Ken Sanchgren, interim executive director of the Oregon Public Defense Commission, told the Senate Judiciary committee that statewide numbers of unrepresented persons have fallen from recent peaks following new contracts and targeted interventions.
Sanchgren highlighted county-level successes and tactics: Coos County has narrowed its unrepresented list to one out-of-custody case and zero in-custody (recently), aided by OPDC trial team deployments and a monthly early-resolution docket; Marion County reduced its numbers by roughly 75% after combined contract adjustments and early-resolution dockets; Jackson County used early-resolution dockets to resolve about 150 cases since May 2025.
Sanchgren emphasized that much of the problem is capacity rather than policy.

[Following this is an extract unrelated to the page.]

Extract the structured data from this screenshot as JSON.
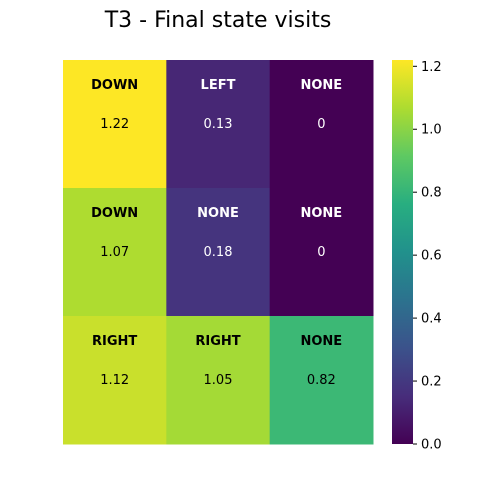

OPDC has expanded contracts and allowed experienced attorneys to exceed MAC limits in some counties, staffed early-resolution dockets with OPDC trial attorneys, and deployed trial-division resources to counties with critical needs. "Our trial division operates under the same MAC requirements as our providers," he told the committee, and described OPDC's role in supplementing local capacity in 25 counties.
Committee members asked about a recent Clackamas County judicial order affecting a Marion County contract; Sanchgren said OPDC would follow the order once it was released and provide follow-up to the committee.
What happens next: OPDC will continue monthly data reporting to the legislature, pilot early-resolution dockets in more counties as capacity allows, and consider lessons from successful counties for broader adoption.